Procrastinating apartment

You should know by now: I am not an economist.

In two weeks I worked 0 minutes for my first open source project. That's because I'm so good at procrastinating. Let me tell you the latest innovation I made in this domain. Instead of watching a movie with my girlfriend, programming, playing table tennis, solving a puzzle, etc. I spent time thinking about how credits for buying an apartment work. Talk about wasted time!

Anyway, in order to keep wasted time to a minimum I'd like not to repeat the experience so I'm recording my findings here. (or maybe I'm just prolonging the procrastination state?)

The computations done here are rough estimates done on an idealized model. The monthly rate you pay to the bank is a constant R. The (monthly) interest is also a constant d-1. Even with these constraints the equations you get convey pretty useful information. To help intuition I'll use figures from an offer of BCR.

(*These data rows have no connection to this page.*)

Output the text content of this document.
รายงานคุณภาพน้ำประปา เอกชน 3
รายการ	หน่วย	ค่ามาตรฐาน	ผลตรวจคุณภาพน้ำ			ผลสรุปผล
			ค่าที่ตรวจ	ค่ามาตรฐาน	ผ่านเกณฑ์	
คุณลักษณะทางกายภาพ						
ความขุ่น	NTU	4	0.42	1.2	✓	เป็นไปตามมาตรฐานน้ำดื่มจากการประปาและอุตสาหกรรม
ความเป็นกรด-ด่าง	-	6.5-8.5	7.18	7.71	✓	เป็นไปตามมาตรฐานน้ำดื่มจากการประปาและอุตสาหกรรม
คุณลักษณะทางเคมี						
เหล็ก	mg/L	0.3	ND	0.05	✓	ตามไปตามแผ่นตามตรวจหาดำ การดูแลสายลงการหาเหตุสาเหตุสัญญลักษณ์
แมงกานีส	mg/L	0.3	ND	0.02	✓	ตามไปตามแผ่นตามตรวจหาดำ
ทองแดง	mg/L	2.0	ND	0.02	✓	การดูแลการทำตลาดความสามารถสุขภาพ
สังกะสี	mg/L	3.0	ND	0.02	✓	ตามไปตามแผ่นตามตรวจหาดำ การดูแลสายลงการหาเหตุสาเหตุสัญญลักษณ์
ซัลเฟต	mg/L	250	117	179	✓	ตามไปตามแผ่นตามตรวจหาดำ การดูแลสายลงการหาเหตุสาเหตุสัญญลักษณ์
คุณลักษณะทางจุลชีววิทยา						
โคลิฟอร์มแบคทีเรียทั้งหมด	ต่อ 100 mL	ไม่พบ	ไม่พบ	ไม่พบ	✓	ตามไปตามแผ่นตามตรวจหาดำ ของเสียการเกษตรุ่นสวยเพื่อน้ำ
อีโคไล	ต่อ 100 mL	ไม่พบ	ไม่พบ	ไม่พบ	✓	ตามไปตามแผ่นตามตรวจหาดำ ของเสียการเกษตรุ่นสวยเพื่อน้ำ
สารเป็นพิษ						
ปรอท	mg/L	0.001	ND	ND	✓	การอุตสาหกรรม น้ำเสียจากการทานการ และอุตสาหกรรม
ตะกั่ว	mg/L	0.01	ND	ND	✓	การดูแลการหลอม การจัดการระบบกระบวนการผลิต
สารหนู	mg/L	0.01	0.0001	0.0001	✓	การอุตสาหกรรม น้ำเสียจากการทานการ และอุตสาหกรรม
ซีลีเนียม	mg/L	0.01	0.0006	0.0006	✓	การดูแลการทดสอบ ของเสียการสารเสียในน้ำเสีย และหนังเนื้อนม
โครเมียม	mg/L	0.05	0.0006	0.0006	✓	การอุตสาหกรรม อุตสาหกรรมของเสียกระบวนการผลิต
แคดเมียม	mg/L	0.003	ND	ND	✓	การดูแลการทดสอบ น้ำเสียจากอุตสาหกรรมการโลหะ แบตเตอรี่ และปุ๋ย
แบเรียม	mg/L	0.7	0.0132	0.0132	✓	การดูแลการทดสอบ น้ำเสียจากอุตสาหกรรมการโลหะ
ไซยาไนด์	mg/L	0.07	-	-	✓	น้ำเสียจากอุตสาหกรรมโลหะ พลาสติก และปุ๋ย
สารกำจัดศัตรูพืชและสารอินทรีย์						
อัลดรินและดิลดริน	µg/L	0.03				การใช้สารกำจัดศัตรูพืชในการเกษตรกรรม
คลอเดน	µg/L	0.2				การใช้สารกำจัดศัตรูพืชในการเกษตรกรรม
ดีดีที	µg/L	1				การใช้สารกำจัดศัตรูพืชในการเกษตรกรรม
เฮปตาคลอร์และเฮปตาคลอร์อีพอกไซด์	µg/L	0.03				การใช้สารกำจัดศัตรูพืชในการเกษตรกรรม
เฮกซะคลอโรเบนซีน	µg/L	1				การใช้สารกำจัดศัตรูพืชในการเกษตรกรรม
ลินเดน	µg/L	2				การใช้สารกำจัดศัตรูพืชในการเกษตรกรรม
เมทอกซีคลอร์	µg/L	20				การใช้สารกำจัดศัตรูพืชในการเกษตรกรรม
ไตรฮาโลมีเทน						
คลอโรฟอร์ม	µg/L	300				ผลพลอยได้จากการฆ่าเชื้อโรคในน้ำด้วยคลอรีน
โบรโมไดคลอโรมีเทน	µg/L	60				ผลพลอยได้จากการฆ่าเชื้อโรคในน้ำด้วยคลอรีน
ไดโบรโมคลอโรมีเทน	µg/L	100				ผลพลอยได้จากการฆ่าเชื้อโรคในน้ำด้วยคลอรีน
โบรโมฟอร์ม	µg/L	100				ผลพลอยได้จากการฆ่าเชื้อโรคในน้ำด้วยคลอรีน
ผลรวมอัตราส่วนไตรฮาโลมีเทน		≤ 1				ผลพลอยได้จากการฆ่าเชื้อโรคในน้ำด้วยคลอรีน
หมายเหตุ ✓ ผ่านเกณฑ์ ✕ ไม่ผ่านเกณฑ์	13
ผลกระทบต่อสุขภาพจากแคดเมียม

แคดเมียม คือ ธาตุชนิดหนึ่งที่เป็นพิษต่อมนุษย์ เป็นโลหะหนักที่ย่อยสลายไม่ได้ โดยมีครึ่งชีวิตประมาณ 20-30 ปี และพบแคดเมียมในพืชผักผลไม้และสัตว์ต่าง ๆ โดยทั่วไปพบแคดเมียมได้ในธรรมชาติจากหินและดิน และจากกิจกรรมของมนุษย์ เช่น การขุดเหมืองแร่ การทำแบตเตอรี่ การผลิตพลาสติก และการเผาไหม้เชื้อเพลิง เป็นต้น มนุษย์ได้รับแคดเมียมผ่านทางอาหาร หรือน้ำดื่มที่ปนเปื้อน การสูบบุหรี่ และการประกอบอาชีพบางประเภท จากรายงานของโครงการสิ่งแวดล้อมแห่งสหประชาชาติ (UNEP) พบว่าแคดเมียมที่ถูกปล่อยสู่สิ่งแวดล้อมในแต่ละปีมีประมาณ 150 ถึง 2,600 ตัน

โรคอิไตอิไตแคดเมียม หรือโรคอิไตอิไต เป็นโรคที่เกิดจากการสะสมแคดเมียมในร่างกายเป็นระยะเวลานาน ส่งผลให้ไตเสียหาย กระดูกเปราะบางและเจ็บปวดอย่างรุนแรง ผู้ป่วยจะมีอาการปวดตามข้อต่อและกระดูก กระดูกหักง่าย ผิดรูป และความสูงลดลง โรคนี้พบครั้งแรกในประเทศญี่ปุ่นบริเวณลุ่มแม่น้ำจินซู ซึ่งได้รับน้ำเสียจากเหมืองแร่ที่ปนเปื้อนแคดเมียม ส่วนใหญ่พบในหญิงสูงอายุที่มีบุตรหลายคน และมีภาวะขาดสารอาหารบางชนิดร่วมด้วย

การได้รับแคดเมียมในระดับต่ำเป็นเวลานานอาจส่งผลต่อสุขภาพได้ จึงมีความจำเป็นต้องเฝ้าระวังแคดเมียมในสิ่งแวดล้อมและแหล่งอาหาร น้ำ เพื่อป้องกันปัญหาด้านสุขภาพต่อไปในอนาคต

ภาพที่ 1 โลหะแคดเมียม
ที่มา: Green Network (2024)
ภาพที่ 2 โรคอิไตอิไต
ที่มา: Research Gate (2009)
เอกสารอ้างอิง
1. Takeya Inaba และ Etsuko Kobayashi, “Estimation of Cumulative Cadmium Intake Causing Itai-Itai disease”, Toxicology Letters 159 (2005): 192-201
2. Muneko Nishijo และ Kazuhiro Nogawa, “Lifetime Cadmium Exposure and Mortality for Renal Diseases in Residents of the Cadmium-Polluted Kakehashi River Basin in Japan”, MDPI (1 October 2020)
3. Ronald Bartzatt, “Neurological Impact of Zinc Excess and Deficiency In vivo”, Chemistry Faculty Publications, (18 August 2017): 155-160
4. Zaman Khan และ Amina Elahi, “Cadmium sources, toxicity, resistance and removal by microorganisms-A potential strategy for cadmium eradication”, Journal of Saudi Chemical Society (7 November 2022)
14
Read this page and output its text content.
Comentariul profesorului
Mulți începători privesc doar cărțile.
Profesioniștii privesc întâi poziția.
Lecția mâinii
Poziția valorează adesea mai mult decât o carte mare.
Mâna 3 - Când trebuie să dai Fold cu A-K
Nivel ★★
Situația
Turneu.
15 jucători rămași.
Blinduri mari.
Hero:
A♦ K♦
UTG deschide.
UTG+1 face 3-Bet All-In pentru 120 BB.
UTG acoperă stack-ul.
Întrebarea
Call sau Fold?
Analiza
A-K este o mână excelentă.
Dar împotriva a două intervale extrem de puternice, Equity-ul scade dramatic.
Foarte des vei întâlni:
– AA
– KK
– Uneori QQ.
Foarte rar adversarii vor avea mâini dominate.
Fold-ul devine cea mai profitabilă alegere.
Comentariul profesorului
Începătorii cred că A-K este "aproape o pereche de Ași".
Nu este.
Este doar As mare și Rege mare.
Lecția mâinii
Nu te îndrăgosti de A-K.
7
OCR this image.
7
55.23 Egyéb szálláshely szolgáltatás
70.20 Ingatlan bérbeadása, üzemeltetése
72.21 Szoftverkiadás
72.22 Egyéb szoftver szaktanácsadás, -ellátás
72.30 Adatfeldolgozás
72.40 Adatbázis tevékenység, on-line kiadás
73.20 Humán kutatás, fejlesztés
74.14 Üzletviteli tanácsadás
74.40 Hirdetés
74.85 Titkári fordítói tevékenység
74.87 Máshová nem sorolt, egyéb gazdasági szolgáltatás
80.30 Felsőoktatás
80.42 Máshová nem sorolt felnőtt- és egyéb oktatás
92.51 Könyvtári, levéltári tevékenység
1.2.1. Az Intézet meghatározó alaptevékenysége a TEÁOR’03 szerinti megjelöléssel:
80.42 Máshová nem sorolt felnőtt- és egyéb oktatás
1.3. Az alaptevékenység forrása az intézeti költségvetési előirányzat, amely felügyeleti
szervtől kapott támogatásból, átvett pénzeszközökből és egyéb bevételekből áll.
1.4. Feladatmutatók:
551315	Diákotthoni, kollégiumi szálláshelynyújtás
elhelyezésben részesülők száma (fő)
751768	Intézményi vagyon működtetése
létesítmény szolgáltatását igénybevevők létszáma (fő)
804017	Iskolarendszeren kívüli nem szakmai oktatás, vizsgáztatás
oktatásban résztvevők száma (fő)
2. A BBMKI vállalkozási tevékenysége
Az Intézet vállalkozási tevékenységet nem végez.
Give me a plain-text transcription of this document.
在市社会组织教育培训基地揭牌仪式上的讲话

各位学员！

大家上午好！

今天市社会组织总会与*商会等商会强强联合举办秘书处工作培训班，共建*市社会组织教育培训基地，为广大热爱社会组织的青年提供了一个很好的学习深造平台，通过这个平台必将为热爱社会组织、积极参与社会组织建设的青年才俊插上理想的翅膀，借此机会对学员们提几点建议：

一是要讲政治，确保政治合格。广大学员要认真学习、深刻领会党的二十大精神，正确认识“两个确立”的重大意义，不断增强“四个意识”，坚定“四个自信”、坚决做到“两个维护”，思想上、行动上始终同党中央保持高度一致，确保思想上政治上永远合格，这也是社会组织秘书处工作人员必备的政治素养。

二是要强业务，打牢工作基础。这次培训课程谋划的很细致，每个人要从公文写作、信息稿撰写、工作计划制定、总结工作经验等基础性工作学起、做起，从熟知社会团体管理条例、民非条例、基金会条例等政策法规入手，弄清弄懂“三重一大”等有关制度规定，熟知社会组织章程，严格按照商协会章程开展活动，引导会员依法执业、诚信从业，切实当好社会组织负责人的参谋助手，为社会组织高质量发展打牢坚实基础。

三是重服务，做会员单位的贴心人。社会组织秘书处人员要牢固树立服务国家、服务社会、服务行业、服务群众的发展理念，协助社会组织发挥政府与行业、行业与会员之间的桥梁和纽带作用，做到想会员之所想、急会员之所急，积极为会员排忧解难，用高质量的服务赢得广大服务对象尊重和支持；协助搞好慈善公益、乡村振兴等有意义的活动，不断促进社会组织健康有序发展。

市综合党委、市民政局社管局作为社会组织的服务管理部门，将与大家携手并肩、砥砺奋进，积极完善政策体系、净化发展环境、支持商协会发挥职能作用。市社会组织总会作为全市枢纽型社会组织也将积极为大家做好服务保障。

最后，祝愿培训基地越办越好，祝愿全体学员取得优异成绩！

First of all the money you get from the bank is A = R (1-1/d^n) / (d-1). Here n is the number of months you pay. This number has an upper limit given by the bank. A typical value is 300. The interest is fixed by the bank: you have no choice here. You can pay the bank each month how much you like, but when the bank computes how much money it can give you it uses an upper bound on R. A typical value is half your net salary. Another constraint that is not captured in the equation above is that the money you pay `in advance' B must satisfy B/A > th, where th is a threshold fixed by the bank. A typical value is 0.2.

You can think about it in these terms. You have B EUR available and a salary. Then, by making a credit you can buy an apartment of up to A+B EUR. The value you get from the bank depends linearly on your salary. The value you pay up front must be big enough.

Let's explore a bit more the dependency of the money you can get from a bank on the three factors which appear in the equation above.

The dependency A(R) is linear. That means that if you have a salary twice as large then the bank will give you twice as much. For the BCR EUR credit the relationship is: A = 57 S. In other words the bank will give you at most 60 times your net salary.

The dependency A(n) is... exponential. This means that if you want to increase the ammount you get by a constant then you'll have multiply the period you have to give money to the bank by a constant. The function converges to A=R/(d-1) when n goes to infinity.

The dependency A(d) is also exponential... but the other way around. I.e. a constant decrease of the interest can multiply by a constant the money you can get from the bank. When the interest goes to infinity the amount of money you can get from the bank tends to 0. When the interest is 0 the amount of money you can get is A=Rn.

In terms of profitability there is of course no question: you have to pay up front as much as you can and pay back the bank as quick as you can. If you need to balance these somehow opposing forces then favour giving more up-front money.